Wed, 21 Mar 2001 10:45:28 -0500

  [Sorry I could not get this out BEFORE the First of April,
  as an early warning.  But it is still timely.  PGN]

I foresee a rash of social engineering set to happen in a few days.

In the USA we change to Daylight Savings Time (spring ahead) shortly after
the equinox.  By 1966 law, we begin observance on the first Sunday in
April, though Congress has a history of mucking about with that date.

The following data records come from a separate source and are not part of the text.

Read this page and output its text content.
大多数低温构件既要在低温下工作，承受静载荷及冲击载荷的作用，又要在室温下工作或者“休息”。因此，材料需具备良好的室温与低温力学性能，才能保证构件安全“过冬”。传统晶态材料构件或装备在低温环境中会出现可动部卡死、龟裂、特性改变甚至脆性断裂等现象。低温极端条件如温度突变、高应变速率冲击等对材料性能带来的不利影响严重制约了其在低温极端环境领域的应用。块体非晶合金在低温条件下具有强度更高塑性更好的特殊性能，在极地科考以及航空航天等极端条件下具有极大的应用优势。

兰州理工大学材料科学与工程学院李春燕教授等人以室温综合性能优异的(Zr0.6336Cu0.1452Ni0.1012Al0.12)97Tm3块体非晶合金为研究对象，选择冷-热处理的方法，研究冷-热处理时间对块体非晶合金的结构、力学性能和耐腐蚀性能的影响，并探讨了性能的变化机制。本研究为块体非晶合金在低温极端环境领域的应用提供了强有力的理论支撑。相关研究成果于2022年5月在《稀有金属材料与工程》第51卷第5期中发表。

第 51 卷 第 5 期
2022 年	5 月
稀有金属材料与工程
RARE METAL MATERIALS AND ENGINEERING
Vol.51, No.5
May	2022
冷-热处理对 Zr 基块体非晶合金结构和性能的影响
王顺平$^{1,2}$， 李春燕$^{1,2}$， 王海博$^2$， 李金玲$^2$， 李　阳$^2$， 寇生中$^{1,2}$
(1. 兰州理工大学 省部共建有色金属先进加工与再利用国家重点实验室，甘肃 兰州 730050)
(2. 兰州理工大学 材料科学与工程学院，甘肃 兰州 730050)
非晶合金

This year, that also happens to be the first day in April.  In the US (and
other countries?) there is a long tradition of practical joking, social
engineering, and otherwise just plain messing with people on or around
April first.

I can see that this confluence is going to cause some amount of confusion,
as some people automatically disbelieve any official-seeming announcement
or notice that comes out on or in reference to April 1.  Exchanges of the
form "Don't forget to set your clocks forward" followed by "yeah, right,
funny guy" will likely occur.

Most probably the incidents and losses will be minor and more likely
embarrassing than damaging; however, if I was going to try some kind of
social engineering feat I'd try to structure it so that it seemed an April
Fool's prank if I was caught.

--Alan Wexelblat

P.S. http://www.standardtime.com/ provides a good explanation of why DST
exists and why it's no longer useful.


More self-inflicted defense difficulties

<"Peter G. Neumann" <neumann@csl.sri.com>>
Thu, 29 Mar 2001 14:57:22 PST

On 26 Mar 2001, two U.S. F-15 jets disappeared over Scotland, 45 minutes
after takeoff, each with just the pilot on board.  One plane was later
discovered near the 4,296-foot summit of Scotland's Ben Macdhui, in highest
range in Britain.

Also on 26 Mar 2001, a U.S. Army RC-12 reconnaissance plane crashed near
Nuremberg, Germany, killing its two pilots.

In all, 58 military people were killed in the 12 months ending on 30 Sep
2000 (including 19 aboard the V-22 Osprey in April 2000, but not the four
marines killed on 11 Dec 2000, noted in RISKS-21.14).  Nevertheless, this
was reportedly the lowest military accident rate (1.23 per 100,000 flight
hours) ever recorded.  [Source: AP item, 28 March 2001]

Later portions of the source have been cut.